Cette faute est nécessairement écartée lorsque le pétitionnaire s’était vu préalablement délivré un certificat d’urbanisme positif. Il a ainsi été jugé qu’une une société qui engage des dépenses en vue de la réalisation de son projet de construction, au vu du certificat d’urbanisme positif qui lui a été délivré, ne commet pas d’imprudence présentant le caractère d’une faute de nature à atténuer la responsabilité de la commune qui a illégalement refusé un permis de construire (CE 11 févr. 2004, Sté anonyme France Travaux, n° 212855).

3.4 Un préjudice actuel, direct et certain

Lorsque le refus de permis de construire est irrégulier, le préjudice pouvant être invoqué est essentiellement matériel (frais d’architecte, frais d’acquisition de terrain, etc.).

Ont ainsi été indemnisés, les frais d’honoraires d’architecte correspondant à l’établissement du dossier de demande d’autorisation de lotir, engagés en pure perte du fait de la faute commise par la commune qui a refusé illégalement la demande (CE, 12 décembre 2008, Marchand, n° 280554, précité) et les frais financiers engendrés par un emprunt destiné à financer le projet (CE, 11 février 2004, SA France Travaux, n° 212855).

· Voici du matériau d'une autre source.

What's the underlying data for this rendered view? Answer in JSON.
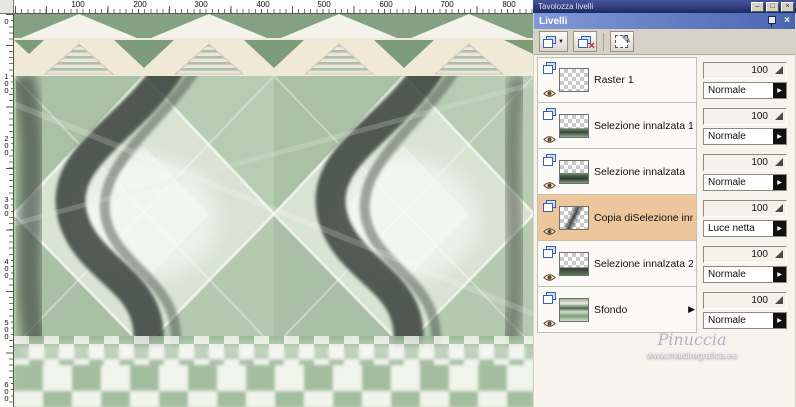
{
  "titlebar": {
    "title": "Tavolozza livelli",
    "buttons": {
      "minimize": "–",
      "restore": "□",
      "close": "×"
    }
  },
  "rulers": {
    "horizontal": [
      "100",
      "200",
      "300",
      "400",
      "500",
      "600",
      "700",
      "800"
    ],
    "vertical": [
      "0",
      "100",
      "200",
      "300",
      "400",
      "500",
      "600"
    ]
  },
  "layers_panel": {
    "title": "Livelli",
    "close_glyph": "×",
    "layers": [
      {
        "name": "Raster 1",
        "opacity": "100",
        "blend": "Normale"
      },
      {
        "name": "Selezione innalzata 1",
        "opacity": "100",
        "blend": "Normale"
      },
      {
        "name": "Selezione innalzata",
        "opacity": "100",
        "blend": "Normale"
      },
      {
        "name": "Copia diSelezione inn",
        "opacity": "100",
        "blend": "Luce netta"
      },
      {
        "name": "Selezione innalzata 2",
        "opacity": "100",
        "blend": "Normale"
      },
      {
        "name": "Sfondo",
        "opacity": "100",
        "blend": "Normale"
      }
    ]
  },
  "icons": {
    "new_layer_arrow": "▼",
    "delete_x": "×",
    "edit_pencil": "✎",
    "blend_arrow": "▶",
    "expand_arrow": "▶"
  },
  "watermark": {
    "name": "Pinuccia",
    "site": "www.maidiregrafica.eu"
  }
}
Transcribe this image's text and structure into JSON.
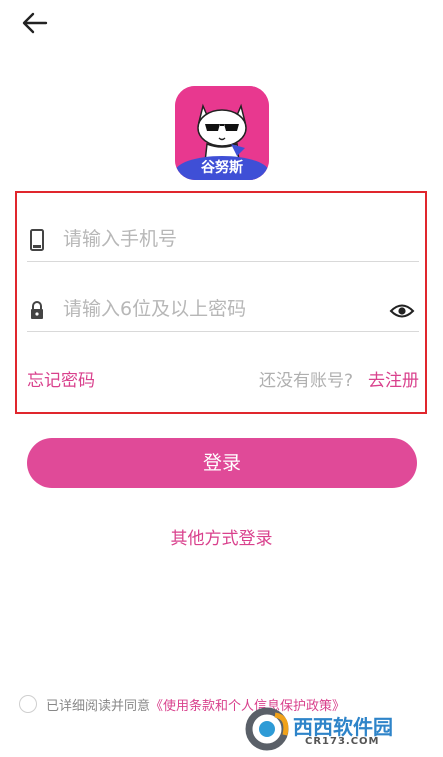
{
  "header": {
    "back_icon": "arrow-left-icon"
  },
  "app": {
    "logo_icon": "cat-with-sunglasses-logo",
    "logo_text": "谷努斯",
    "colors": {
      "accent": "#e04a98",
      "accent_text": "#d9418d",
      "logo_bg": "#e8388f",
      "logo_band": "#3f4fd6",
      "highlight_box": "#e0262d"
    }
  },
  "form": {
    "phone_placeholder": "请输入手机号",
    "phone_icon": "phone-icon",
    "password_placeholder": "请输入6位及以上密码",
    "password_icon": "lock-icon",
    "toggle_icon": "eye-icon",
    "forgot_label": "忘记密码",
    "no_account_label": "还没有账号?",
    "register_label": "去注册"
  },
  "actions": {
    "login_label": "登录",
    "other_login_label": "其他方式登录"
  },
  "agreement": {
    "prefix": "已详细阅读并同意",
    "policy_link": "《使用条款和个人信息保护政策》"
  },
  "watermark": {
    "brand": "西西软件园",
    "domain": "CR173.COM"
  }
}
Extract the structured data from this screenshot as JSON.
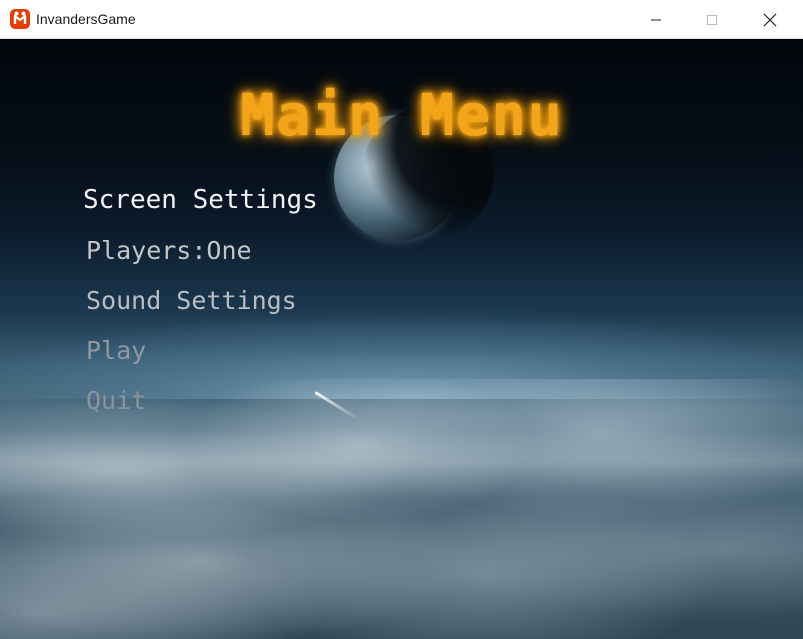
{
  "window": {
    "title": "InvandersGame",
    "icon": "monogame-logo-icon",
    "controls": [
      "minimize-icon",
      "maximize-icon",
      "close-icon"
    ]
  },
  "menu": {
    "title": "Main Menu",
    "title_color": "#f3a51a",
    "items": [
      {
        "label": "Screen Settings",
        "selected": true
      },
      {
        "label": "Players:One",
        "selected": false
      },
      {
        "label": "Sound Settings",
        "selected": false
      },
      {
        "label": "Play",
        "selected": false
      },
      {
        "label": "Quit",
        "selected": false
      }
    ]
  }
}
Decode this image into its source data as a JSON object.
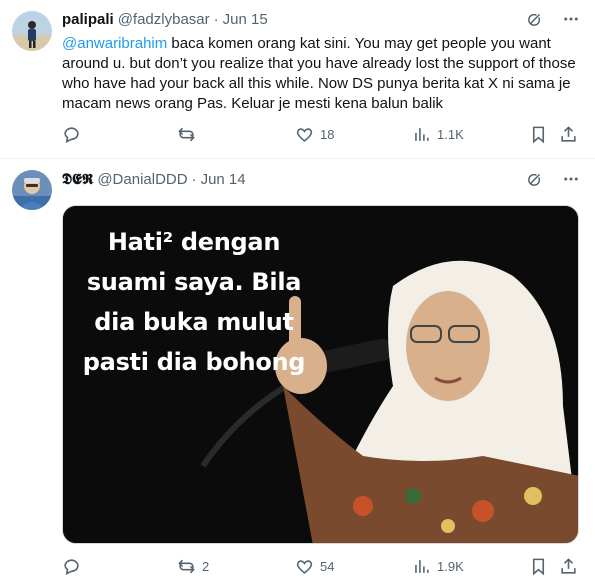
{
  "tweets": [
    {
      "display_name": "palipali",
      "handle": "@fadzlybasar",
      "separator": "·",
      "date": "Jun 15",
      "mention": "@anwaribrahim",
      "text": " baca komen orang kat sini. You may get people you want around u. but don’t you realize that you have already lost the support of those who have had your back all this while. Now DS punya berita kat X ni sama je macam news orang Pas. Keluar je mesti kena balun balik",
      "actions": {
        "replies": "",
        "reposts": "",
        "likes": "18",
        "views": "1.1K"
      }
    },
    {
      "display_name": "𝕯𝕰𝕽",
      "handle": "@DanialDDD",
      "separator": "·",
      "date": "Jun 14",
      "meme_text": "Hati² dengan suami saya. Bila dia buka mulut pasti dia bohong",
      "actions": {
        "replies": "",
        "reposts": "2",
        "likes": "54",
        "views": "1.9K"
      }
    }
  ],
  "icons": [
    "grok-icon",
    "more-icon",
    "reply-icon",
    "repost-icon",
    "like-icon",
    "views-icon",
    "bookmark-icon",
    "share-icon"
  ],
  "colors": {
    "link": "#1d9bf0",
    "secondary_text": "#536471",
    "hijab": "#f3efe6",
    "border": "#eff3f4"
  }
}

Le juge peut également réparer le dommage résultant de l’impossibilité dans laquelle se sont trouvés momentanément les requérants de construire sur leur terrain constitutifs de troubles dans leurs conditions d’existence (cf. notamment, CAA Nancy, 11 octobre 2007, Marcel c/ Cne de Basse-Ham, n° 06NC00681 ; CAA Nantes, 8 avril 2008, M. Maurice Eisenchteter, n° 07NT00643).

Le préjudice moral du pétitionnaire est également indemnisé (s’agissant du préjudice moral résultant de renseignements erronés sur le contenu de la nouvelle demande de permis de construire qu’il devait déposer et des « tracasseries administratives » en résultant (CAA Paris, 29 janv. 2009, M. A. c/ Ville de Paris, n° 06PA04099).

3.5 Existence d’un lien de causalité

Le préjudice invoqué doit en principe trouver sa cause dans l’illégalité commise constituée par le refus irrégulier du permis.

Il en va ainsi des dépenses effectuées inutilement du fait du refus illégal d’un permis de construire (CE, 11 févr. 2004, SA France Travaux, n° 212855, précité)

En revanche, un refus de permis illégalement opposé en ce que le projet était soumis au régime déclaratif de l’article L. 422-2 du code de l’urbanisme peut constituer une faute susceptible d’engager la responsabilité de la commune, mais ne saurait donner lieu à indemnisation si, dans le cas d’une procédure régulière, un refus aurait pu légalement être opposé à la demande de l’intéressé (CAA Nantes, 29 juin 2001, M. Marie, n° 99NT00144).

L’absence de lien de causalité entre la faute et le préjudice est également admis lorsque ce préjudice résulte en réalité d’une servitude d’urbanisme tirée de l’article L. 160-5 du code de l’urbanisme (cf. notamment, CE, 13 novembre 2009, SNC Domaine de Sausset-les-Pins, SCP Laureau-Jeannerot, n° 309093, Rec. T., p. 983).